BMI View: Recent blackouts across Kuwait have drawn attention to the significant challenges that the Kuwaiti power sector is facing in the years ahead. With power generation struggling t o keep up with growing demand, much greater levels of investment are urgently needed. However, with the sector almost wholly state-owned and operated, and the regulatory and political landscape remaining highly restrictive , attracting major investment will be difficult unless the government presses ahead with significant reform .
Significant changes are on the cards in the Kuwaiti power sector over the coming years, as the government attempts to spur investment into the country's ageing infrastructure. Kuwait's first public-private partnership (PPP) for the construction of the 1.5-gigawatt Al-Zour power and desalination plant has the potential to set a precedent for greater private sector engagement within Kuwait's infrastructure and power industries, which has the potential to lead to an influx of investment.At the same time, the government is attempting to scale back its generous regime of energy subsidies, which have led to overconsumption and waste. Despite the potential, significant roadblocks continue to lie in the way, not least those presented by the emirate's dysfunctional political establishment.
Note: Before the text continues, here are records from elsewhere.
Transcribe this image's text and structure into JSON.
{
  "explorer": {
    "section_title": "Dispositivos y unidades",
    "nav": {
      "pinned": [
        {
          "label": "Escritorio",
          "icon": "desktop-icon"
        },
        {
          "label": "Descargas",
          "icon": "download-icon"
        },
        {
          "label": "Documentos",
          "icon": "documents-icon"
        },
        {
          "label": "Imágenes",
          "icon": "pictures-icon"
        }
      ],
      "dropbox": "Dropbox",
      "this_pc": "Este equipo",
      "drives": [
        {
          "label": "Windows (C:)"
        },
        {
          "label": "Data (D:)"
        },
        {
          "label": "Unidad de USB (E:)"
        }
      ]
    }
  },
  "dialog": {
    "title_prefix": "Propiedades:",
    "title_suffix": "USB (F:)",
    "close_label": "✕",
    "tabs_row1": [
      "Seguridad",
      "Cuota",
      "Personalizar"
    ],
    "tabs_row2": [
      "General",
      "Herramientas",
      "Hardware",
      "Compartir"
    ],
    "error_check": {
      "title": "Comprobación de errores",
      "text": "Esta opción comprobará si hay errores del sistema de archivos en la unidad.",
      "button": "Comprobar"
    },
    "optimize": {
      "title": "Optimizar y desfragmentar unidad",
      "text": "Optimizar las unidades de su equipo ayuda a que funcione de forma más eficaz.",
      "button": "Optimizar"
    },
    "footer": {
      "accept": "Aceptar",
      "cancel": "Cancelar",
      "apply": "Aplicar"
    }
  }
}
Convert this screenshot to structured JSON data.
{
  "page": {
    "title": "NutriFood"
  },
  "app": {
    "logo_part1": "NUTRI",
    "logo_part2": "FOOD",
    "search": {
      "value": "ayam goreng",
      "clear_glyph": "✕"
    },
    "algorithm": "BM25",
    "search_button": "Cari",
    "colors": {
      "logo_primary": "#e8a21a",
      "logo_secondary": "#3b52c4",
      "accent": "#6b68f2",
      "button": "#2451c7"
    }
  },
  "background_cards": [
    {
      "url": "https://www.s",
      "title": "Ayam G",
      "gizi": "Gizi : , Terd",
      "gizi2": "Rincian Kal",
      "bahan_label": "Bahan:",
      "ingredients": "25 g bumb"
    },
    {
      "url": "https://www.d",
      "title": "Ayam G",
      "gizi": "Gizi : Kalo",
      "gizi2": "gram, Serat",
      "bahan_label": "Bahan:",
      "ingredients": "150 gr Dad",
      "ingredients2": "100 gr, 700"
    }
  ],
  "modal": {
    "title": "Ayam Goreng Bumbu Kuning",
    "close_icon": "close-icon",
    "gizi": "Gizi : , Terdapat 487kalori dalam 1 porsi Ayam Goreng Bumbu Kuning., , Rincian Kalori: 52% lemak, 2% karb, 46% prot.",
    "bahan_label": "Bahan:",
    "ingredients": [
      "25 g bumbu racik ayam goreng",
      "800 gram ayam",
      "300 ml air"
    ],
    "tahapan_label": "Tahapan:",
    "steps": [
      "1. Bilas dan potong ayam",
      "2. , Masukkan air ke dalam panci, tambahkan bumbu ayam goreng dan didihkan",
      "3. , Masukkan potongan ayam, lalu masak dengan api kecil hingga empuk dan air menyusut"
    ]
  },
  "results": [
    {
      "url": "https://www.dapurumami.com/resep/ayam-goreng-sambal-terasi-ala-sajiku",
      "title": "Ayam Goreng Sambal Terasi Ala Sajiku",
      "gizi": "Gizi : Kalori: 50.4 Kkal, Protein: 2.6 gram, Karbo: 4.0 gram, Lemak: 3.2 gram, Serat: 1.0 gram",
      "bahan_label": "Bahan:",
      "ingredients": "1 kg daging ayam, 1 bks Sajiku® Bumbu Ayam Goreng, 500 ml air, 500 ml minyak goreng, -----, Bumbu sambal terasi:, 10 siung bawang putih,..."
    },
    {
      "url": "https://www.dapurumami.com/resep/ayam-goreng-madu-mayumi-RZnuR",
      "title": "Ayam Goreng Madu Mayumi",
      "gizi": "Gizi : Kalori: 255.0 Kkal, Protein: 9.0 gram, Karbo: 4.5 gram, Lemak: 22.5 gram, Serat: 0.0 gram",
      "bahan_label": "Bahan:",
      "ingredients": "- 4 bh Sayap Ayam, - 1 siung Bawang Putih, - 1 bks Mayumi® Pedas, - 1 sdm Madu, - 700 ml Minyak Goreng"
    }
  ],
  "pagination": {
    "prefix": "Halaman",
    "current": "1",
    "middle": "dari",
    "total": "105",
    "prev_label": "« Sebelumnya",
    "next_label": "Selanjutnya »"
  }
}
Conventional thermal sources have long been the dominant fuel for energy generation in Kuwait, and despite some government efforts to diversify the sector, oil and gas will remain the dominant energy source over the coming years. Following the Fukushima tragedy in 2011, Kuwait ordered the National Nuclear Energy Committee to be dissolved and officially abandoned its pursuit of nuclear power. However, the country is nevertheless aiming to reduce its domestic oil consumption in an effort to free up additional barrels for export, with many power projects that are planned or under construction set to use gas.
The electricity and water ministry is aiming to more than double generating and desalination capacity by 2017 to cater for growing demand and an estimated USD2.5bn is expected to be invested over the medium term. In addition to sanctioning the Al-Zour PPP, the government has set ambitious targets with regard to the use of renewable energy and has announced a number of new projects to build the country's capacity in this regard. We remain cautious about the emirate's willingness to take the political steps needed to facilitate such rapid progress however, and our forecasts for the sector are significantly more modest.
Key Trends And Developments
The Al-Zour power and water desalination plant has supplied its first megawatt of electricity to Kuwait's national grid, just 18 months after construction began on the project in December 2013. The achievement represents a significant milestone in the plant's construction, which is set to be complete by the end of 2016, and is expected to produce 1500 megawatt (MW) of electricity. The power plant, financed through Kuwait's first ever public-private partnership, is 40% owned by a consortium comprising ENGIE, Sumitomo Corporation and A. H. Al Sagar & Brothers.
The Kuwait Institute for Scientific Research (KISR), which is spearheading much of the country's drive to invest in renewable energy, has launched three projects to produce power from renewable energy sources. The projects include a thermal station with capacity of 50MW, a photovoltaic solar station with capacity of 10MW and a wind power station with a capacity of 10MW. The government has also announced it intends to build a 70MW solar power facility in the Al-Shaqaya area, to become operational by 2016. Additionally, the country aims to build 100 new solar-powered fuelling stations by 2020, at a rate of 20 per year.
During the period 2015-2024, Kuwait's overall power generation is expected to reach 95.3T terawatts (TWh). Driving this growth are annual gains in gas-fired and oil-fired generation, with the former expected to outpace the latter as the government looks to focus the power sector on gas in an effort to free up oil for export.
Following an estimated 5.2% increase in 2012 real GDP, BMI forecast average annual growth of 3.6% between 2015 and 2024. The population is expected to rise from 2.7mn in 2014 to 4.3mn by 2024, with net power consumption to increase from an estimated 54.7TWh to 82.6TWh over the same period.